When I combine labor productivity and labor share trend estimates with the 2% inflation target, along the lines I do in my usual monthly “Wages and Inflation Expectations” note and incorporating the Q1 update of productivity data, the May medium-run annual wage growth rate consistent with 2% inflation is at about 2.5% (purple line in the above chart). The Fed will be not pleased with the May composition-adjusted average hourly data, as the downward momentum in April clearly is not sustained, reversing any progress towards the inflation target-consistent pace of wage growth.
The Fed Will Not Cut Rates This Summer
The May FOMC rate decision made clear Fed that is willing to be patient to assess the sustainability of the disinflation that has occurred. Especially so given the recent firming in spot core services inflation data.

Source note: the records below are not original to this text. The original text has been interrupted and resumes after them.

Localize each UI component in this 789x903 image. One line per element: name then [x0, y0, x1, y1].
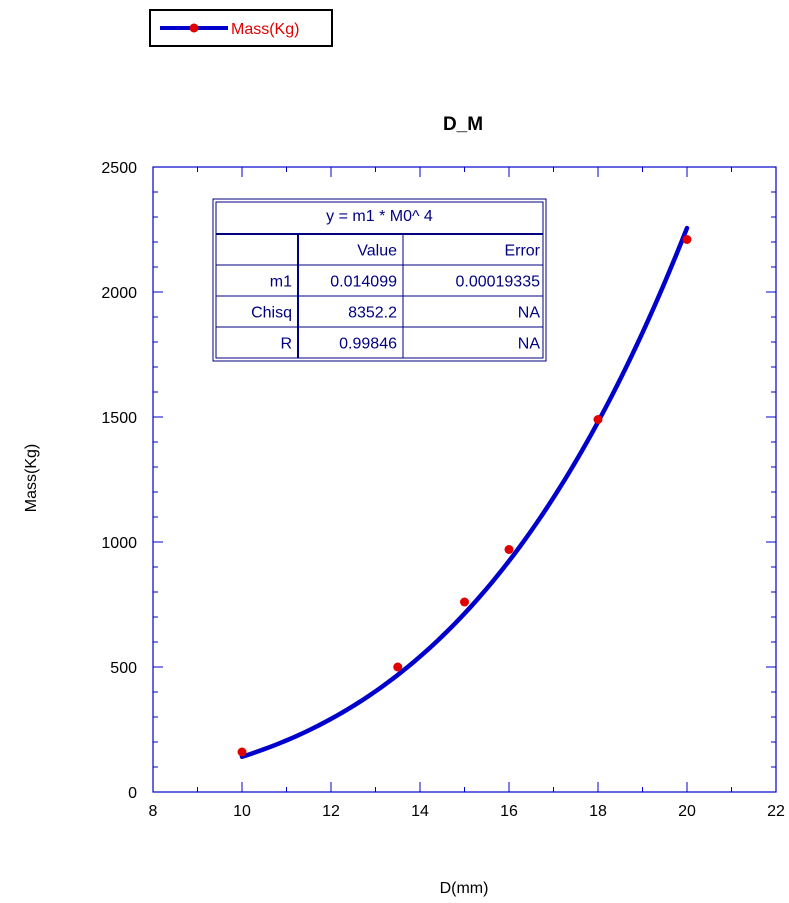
x-tick-label: 22: [767, 803, 785, 820]
fit-table-cell: NA: [518, 305, 541, 322]
x-tick-label: 8: [149, 803, 158, 820]
y-tick-label: 500: [110, 660, 137, 677]
y-tick-label: 0: [128, 785, 137, 802]
data-point: [237, 747, 247, 757]
y-tick-label: 2500: [101, 160, 137, 177]
y-tick-label: 1000: [101, 535, 137, 552]
x-tick-label: 10: [233, 803, 251, 820]
fit-table-cell: 0.00019335: [455, 274, 540, 291]
fit-table-cell: 0.014099: [330, 274, 397, 291]
fit-table-frame: [212, 198, 547, 362]
data-points: [237, 235, 692, 757]
data-point: [593, 415, 603, 424]
fit-table-inner-frame: [215, 201, 544, 359]
fit-table-cell: Chisq: [251, 305, 292, 322]
data-point: [504, 545, 514, 554]
y-tick-label: 1500: [101, 410, 137, 427]
x-axis-ticks: [152, 167, 777, 792]
x-tick-label: 12: [322, 803, 340, 820]
fit-table-cell: 8352.2: [348, 305, 397, 322]
fit-table-header-cell: Value: [357, 243, 397, 260]
legend: Mass(Kg): [149, 9, 333, 47]
data-point: [682, 235, 692, 244]
chart-title: D_M: [443, 114, 483, 135]
x-tick-label: 18: [589, 803, 607, 820]
fit-table-title: y = m1 * M0^ 4: [326, 208, 433, 225]
x-tick-label: 16: [500, 803, 518, 820]
fit-table-header-cell: Error: [504, 243, 540, 260]
fit-table-cell: R: [280, 336, 292, 353]
fit-curve: [239, 225, 690, 759]
fit-table-cell: NA: [518, 336, 541, 353]
y-axis-tick-labels: 0 500 1000 1500 2000 2500: [101, 160, 137, 802]
legend-marker-swatch: [189, 23, 199, 33]
x-axis-tick-labels: 8 10 12 14 16 18 20 22: [149, 803, 785, 820]
data-point: [393, 662, 403, 672]
fit-table-cell: 0.99846: [339, 336, 397, 353]
x-tick-label: 14: [411, 803, 429, 820]
fit-results-table: y = m1 * M0^ 4 Value Error m1 0.014099 0.0001…: [212, 198, 547, 362]
data-point: [460, 597, 469, 607]
x-axis-title: D(mm): [440, 880, 489, 897]
legend-label: Mass(Kg): [231, 21, 299, 38]
y-axis-ticks: [153, 166, 776, 793]
y-axis-title: Mass(Kg): [23, 444, 40, 512]
y-tick-label: 2000: [101, 285, 137, 302]
x-tick-label: 20: [678, 803, 696, 820]
fit-table-cell: m1: [270, 274, 292, 291]
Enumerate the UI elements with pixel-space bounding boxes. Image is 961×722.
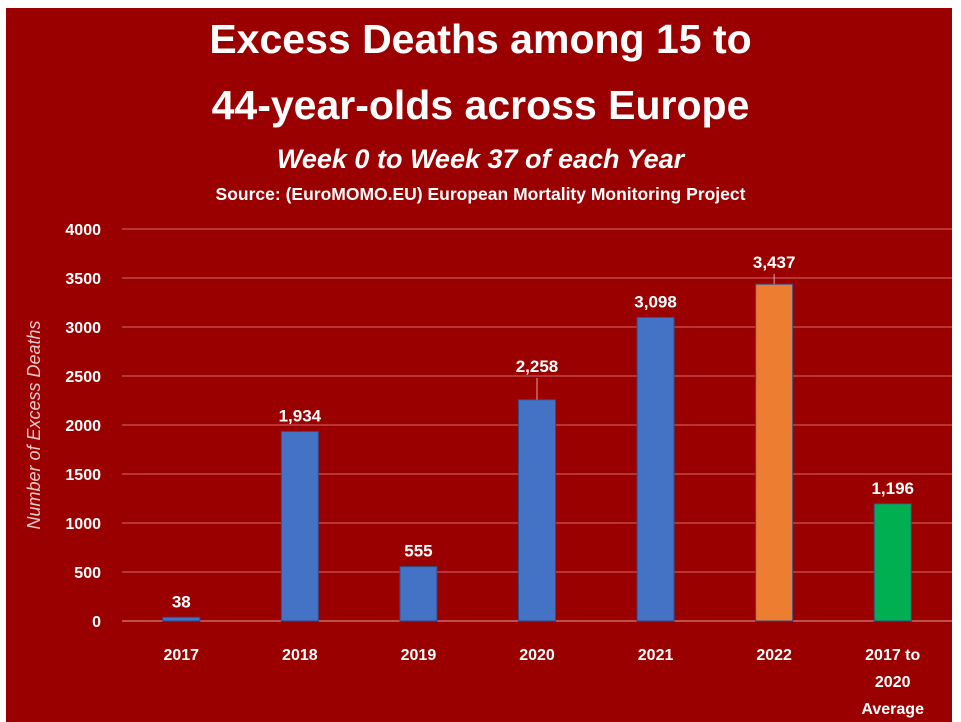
data-label: 1,934 xyxy=(279,406,322,425)
chart-background xyxy=(6,8,952,722)
y-tick-label: 3000 xyxy=(65,320,101,337)
y-tick-label: 0 xyxy=(92,614,101,631)
x-tick-label: 2019 xyxy=(401,647,437,664)
chart-title-line-1: Excess Deaths among 15 to xyxy=(209,16,752,62)
data-label: 2,258 xyxy=(516,357,559,376)
bar xyxy=(636,316,675,622)
x-tick-label: 2017 to xyxy=(865,647,920,664)
y-tick-label: 2500 xyxy=(65,369,101,386)
y-tick-label: 500 xyxy=(74,565,101,582)
x-tick-label: 2020 xyxy=(519,647,555,664)
labels: 0 500 1000 1500 2000 2500 3000 3500 4000 Number o… xyxy=(24,222,924,718)
x-tick-label: Average xyxy=(861,701,924,718)
x-tick-label: 2017 xyxy=(163,647,199,664)
y-tick-label: 3500 xyxy=(65,271,101,288)
bar xyxy=(399,566,438,622)
bar xyxy=(755,283,794,622)
y-tick-label: 2000 xyxy=(65,418,101,435)
data-label: 38 xyxy=(172,592,191,611)
y-axis-label: Number of Excess Deaths xyxy=(24,320,44,529)
y-tick-label: 1500 xyxy=(65,467,101,484)
data-label: 555 xyxy=(404,542,432,561)
data-label: 3,437 xyxy=(753,253,796,272)
x-tick-label: 2018 xyxy=(282,647,318,664)
bar xyxy=(518,399,556,622)
data-label: 1,196 xyxy=(871,479,914,498)
chart-source: Source: (EuroMOMO.EU) European Mortality… xyxy=(215,184,746,204)
data-label: 3,098 xyxy=(634,292,677,311)
x-tick-label: 2022 xyxy=(756,647,792,664)
bar xyxy=(280,430,319,622)
y-tick-label: 4000 xyxy=(65,222,101,239)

The above discussed labor market developments for May will not convince the Fed to change its focus on the incoming inflation data to assess the right time to start easing.
It is going to take a while for the Fed to commence with rate cuts, given the sharp drop in core prices disinflation observed up to now and it will need to see sustained evidence of a slower wage growth. The decline in the labor supply seen in May suggests this might well take a long time. A move towards policy rate cuts will not happen in H1 2024; the September FOMC meeting is the earliest point in time to expect a Fed funds rate cut.
50 indicates an equal balance between industries with increasing and decreasing employment.
Given this calculation, the job-finding rate will run up to April utilizing data on (short-term) unemployment for May.
As the calculation of the job-separation rate depends also on (short-term) unemployment for May, we cannot go beyond April.